This invention relates to a method of calculating the rate of increase in the products of enzymatic reactions. More particularly, the invention relates to a method which, in the utilization of enzymatic reactions to quantitate substances as in enzyme immunoassays, is capable of providing continuous calibration curves for overall concentration range while enabling highly precise quantification of a substance of interest in the low-concentration range.
Methods of quantitating substances utilizing enzymatic reactions are currently utilized in many biochemical and immunological tests. For example, the general practice in enzyme immunoassays comprises mixing a specimen such as human serum with an immobilized antibody against an analyte and an enzyme-labelled antibody against the analyte to form an immune complex, causing the enzyme in the complex to react with a substrate, measuring the concentrations of the resulting product of the enzymatic reaction to determine the rate of its increase and comparing the measured values with a calibration curve preliminarily constructed by performing similar procedures on a standard sample containing known concentrations of the analyte.
In practice, the reaction product is not directly measured but signals correlated to its concentration such as the intensity of fluorescence and the absorbance of light are measured.
Problems with the methods of quantitating substances utilizing enzymatic reactions are that when an enzyme is allowed to react with its substrate for a prolonged time, the concentration of the enzyme's substrate decreases and as the concentration of the reaction product increases, the rate of its increase decreases, and that during the reaction the enzyme has the potential to be inactivated over time under the influence of the components in the reaction mixture. Decreases of the similar kinds may also occur depending upon the detection system employed.
Under the circumstances, in most methods of quantitating substances utilizing the rate of increase in the enzymatic reaction products, it is common practice to measure the product of enzymatic reaction within limits (a concentration range) where the measurement is not highly sensitive to the effects of the concentrations of the substrate and the reaction product while ensuring that the time of measurement is restricted within limits where the enzyme will not be inactivated by the components of the reaction mixture. If these conditions are conformed, the concentration of the reaction product vs the point of time of measurement can be approximated by a linear function and the slope of this linear function is the rate of increase in the reaction product, or commonly termed the "rate of enzymatic reaction".
However, the rate of increase in the reaction product which is calculated using the values obtained by measurements within said limits of concentration range and time is sensitive to slight variations of measurement value and conditions and this has been a problem in biochemical and immunonological tests which require good reproducibility and high precision in measurement.
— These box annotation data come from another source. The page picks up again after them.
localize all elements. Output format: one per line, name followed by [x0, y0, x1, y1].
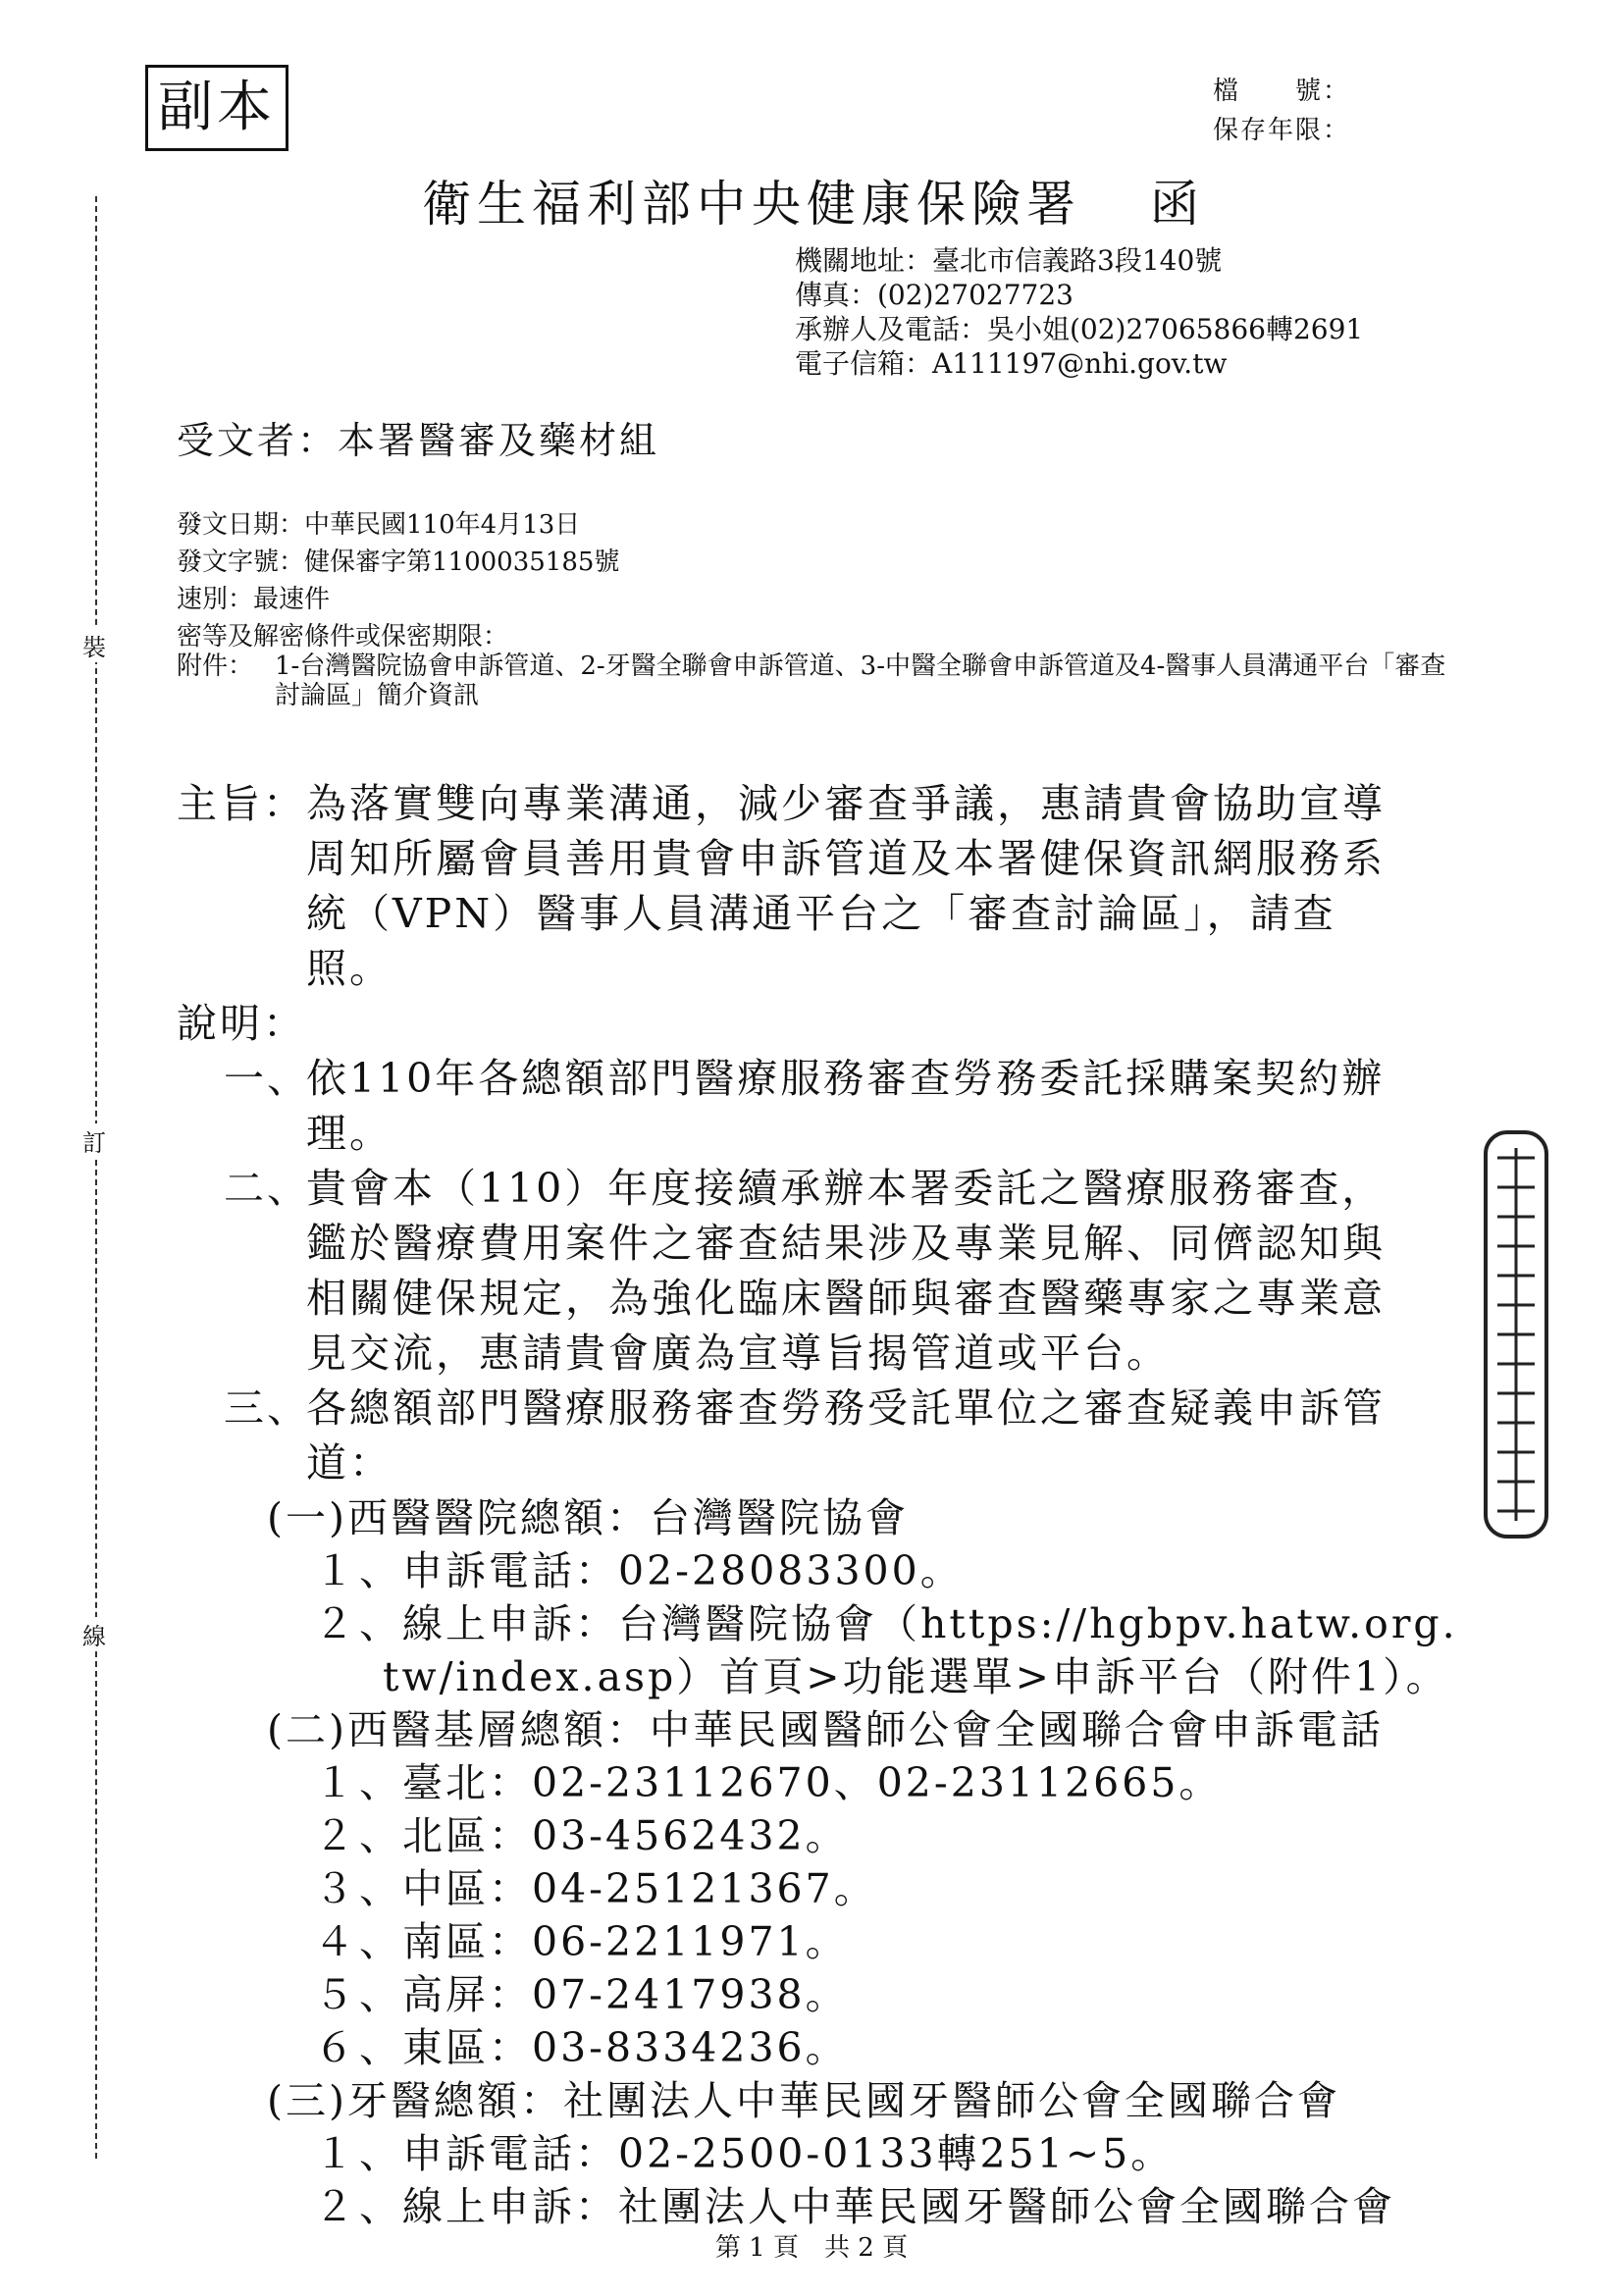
item-number: ２ [314, 1600, 357, 1647]
contact-person-phone: 承辦人及電話：吳小姐(02)27065866轉2691 [795, 313, 1364, 345]
subject-label: 主旨： [177, 780, 306, 827]
item-number: ２ [314, 1812, 357, 1859]
issue-number: 發文字號：健保審字第1100035185號 [177, 548, 620, 577]
binding-mark-bind: 裝 [82, 628, 106, 662]
document-kind: 函 [1150, 176, 1205, 233]
explain-line: 相關健保規定，為強化臨床醫師與審查醫藥專家之專業意 [306, 1275, 1386, 1322]
explain-line: 鑑於醫療費用案件之審查結果涉及專業見解、同儕認知與 [306, 1220, 1386, 1267]
copy-stamp: 副本 [145, 65, 288, 151]
contact-fax: 傳真：(02)27027723 [795, 279, 1073, 311]
explain-line: 道： [306, 1439, 393, 1487]
urgency: 速別：最速件 [177, 585, 331, 614]
subject-line: 照。 [306, 945, 393, 992]
item-text: 、高屏：07-2417938。 [359, 1971, 849, 2018]
document-title [422, 165, 1205, 235]
item-number: ３ [314, 1865, 357, 1912]
item-text: 、臺北：02-23112670、02-23112665。 [359, 1759, 1223, 1806]
item-number: ５ [314, 1971, 357, 2018]
item-text: 、北區：03-4562432。 [359, 1812, 849, 1859]
item-number: ６ [314, 2024, 357, 2071]
binding-mark-line: 線 [82, 1617, 106, 1651]
contact-address: 機關地址：臺北市信義路3段140號 [795, 244, 1223, 277]
explain-line: 貴會本（110）年度接續承辦本署委託之醫療服務審查， [306, 1165, 1386, 1212]
explain-marker: 三、 [224, 1384, 310, 1432]
section-heading: (一)西醫醫院總額：台灣醫院協會 [267, 1494, 909, 1541]
retention-period-label: 保存年限： [1213, 116, 1351, 145]
item-text: 、線上申訴：台灣醫院協會（https://hgbpv.hatw.org. [359, 1600, 1458, 1647]
item-number: １ [314, 1759, 357, 1806]
binding-mark-staple: 訂 [82, 1123, 106, 1158]
attachment-label: 附件： [177, 652, 254, 681]
item-number: １ [314, 1547, 357, 1594]
explain-line: 各總額部門醫療服務審查勞務受託單位之審查疑義申訴管 [306, 1384, 1386, 1432]
agency-name: 衛生福利部中央健康保險署 [422, 176, 1081, 233]
item-text: 、中區：04-25121367。 [359, 1865, 877, 1912]
explain-marker: 一、 [224, 1055, 310, 1102]
item-text: 、線上申訴：社團法人中華民國牙醫師公會全國聯合會 [359, 2183, 1395, 2230]
item-text: 、申訴電話：02-2500-0133轉251~5。 [359, 2130, 1175, 2177]
issue-date: 發文日期：中華民國110年4月13日 [177, 510, 581, 540]
explain-line: 依110年各總額部門醫療服務審查勞務委託採購案契約辦 [306, 1055, 1386, 1102]
item-text: 、東區：03-8334236。 [359, 2024, 849, 2071]
attachment [177, 652, 1452, 710]
item-text: 、申訴電話：02-28083300。 [359, 1547, 964, 1594]
side-seal-stamp-icon [1482, 1128, 1550, 1540]
attachment-text: 1-台灣醫院協會申訴管道、2-牙醫全聯會申訴管道、3-中醫全聯會申訴管道及4-醫事人員溝通平台「審查討論區」簡介資訊 [275, 652, 1446, 710]
explain-line: 理。 [306, 1110, 393, 1157]
subject-line: 周知所屬會員善用貴會申訴管道及本署健保資訊網服務系 [306, 835, 1386, 882]
item-number: ４ [314, 1918, 357, 1965]
binding-dashed-line [95, 196, 97, 2159]
section-heading: (二)西醫基層總額：中華民國醫師公會全國聯合會申訴電話 [267, 1706, 1384, 1753]
item-text-continued: tw/index.asp）首頁>功能選單>申訴平台（附件1）。 [383, 1653, 1449, 1700]
item-text: 、南區：06-2211971。 [359, 1918, 849, 1965]
file-number-label: 檔 號： [1213, 77, 1351, 106]
page-footer: 第 1 頁 共 2 頁 [714, 2233, 909, 2263]
section-heading: (三)牙醫總額：社團法人中華民國牙醫師公會全國聯合會 [267, 2077, 1340, 2124]
explain-line: 見交流，惠請貴會廣為宣導旨揭管道或平台。 [306, 1330, 1170, 1377]
subject-line: 為落實雙向專業溝通，減少審查爭議，惠請貴會協助宣導 [306, 780, 1386, 827]
explain-marker: 二、 [224, 1165, 310, 1212]
item-number: ２ [314, 2183, 357, 2230]
item-number: １ [314, 2130, 357, 2177]
confidentiality: 密等及解密條件或保密期限： [177, 622, 509, 652]
subject-line: 統（VPN）醫事人員溝通平台之「審查討論區」，請查 [306, 890, 1336, 937]
receiver: 受文者：本署醫審及藥材組 [177, 419, 660, 462]
explanation-label: 說明： [177, 1000, 306, 1047]
contact-email: 電子信箱：A111197@nhi.gov.tw [795, 347, 1228, 380]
If such restricted conditions are not observed but the range of measurement is expanded to those concentrations of the reaction product at which the concentration of the substrate or the reaction product is influential on the enzyme's activity, the relationship between the time of measurement and the concentration of the reaction product becomes curvilinear and cannot appropriately be approximated by a linear function. If the range of measurement time is increased with a view to reducing the variations in the calculated values of rate, more of the measured values will exceed the upper limit of measurement with the detector from the stage where the enzyme's activity is comparatively low. Therefore, if measurements are conducted at discontinuous points of time and if the obtained values of measurement are approximated by a linear function, with its slope being equated as the rate of increase in the enzymatic reaction product, the rate of increase calculated when the number of effective measurements changes will change in a non-continuous manner and a plot of the rate against enzyme's activity may potentially lose continuity or smoothness (the continuity of differential values).
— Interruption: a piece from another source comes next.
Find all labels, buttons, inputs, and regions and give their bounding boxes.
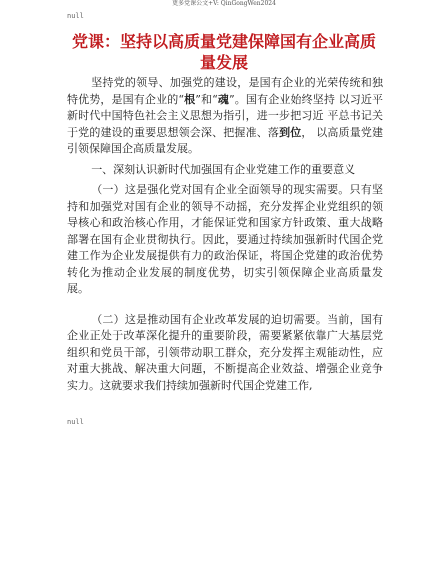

This phenomenon could be avoided if the measured values obtained by measurement at continuous points of time were approximated by a linear function; however, in the areas of biochemical and immunological tests where large volumes of samples have to be quantitated, there is a need to process many samples and if the detector is occupied for a long period by procedures for a single sample, the processing speed decreases to eventually cause the problem of a failure to meet the aforementioned requirement.
Another problem with the quantitation of substances utilizing enzymes is that since a plurality of measurement systems involve variations in operating parameters such as the amount of a sample to be dispensed, the amount of the reaction mixture, the reaction temperature and the state of agitation of the reaction mixture, it is necessary to perform quantification in collation against the calibration curve obtained with an identical measurement system. This enables consistent measurements over a broad range of concentrations; however, if the measurement is conducted at discontinuous points of time with the result being approximated by a linear function as described above, the continuity and smoothness of the calibration curve is lost rather than maintained and if, in order to solve this problem, measurements are made at continuous points of time, the rapidity in measurement which is required in areas such as biochemical and immunological tests cannot be insured.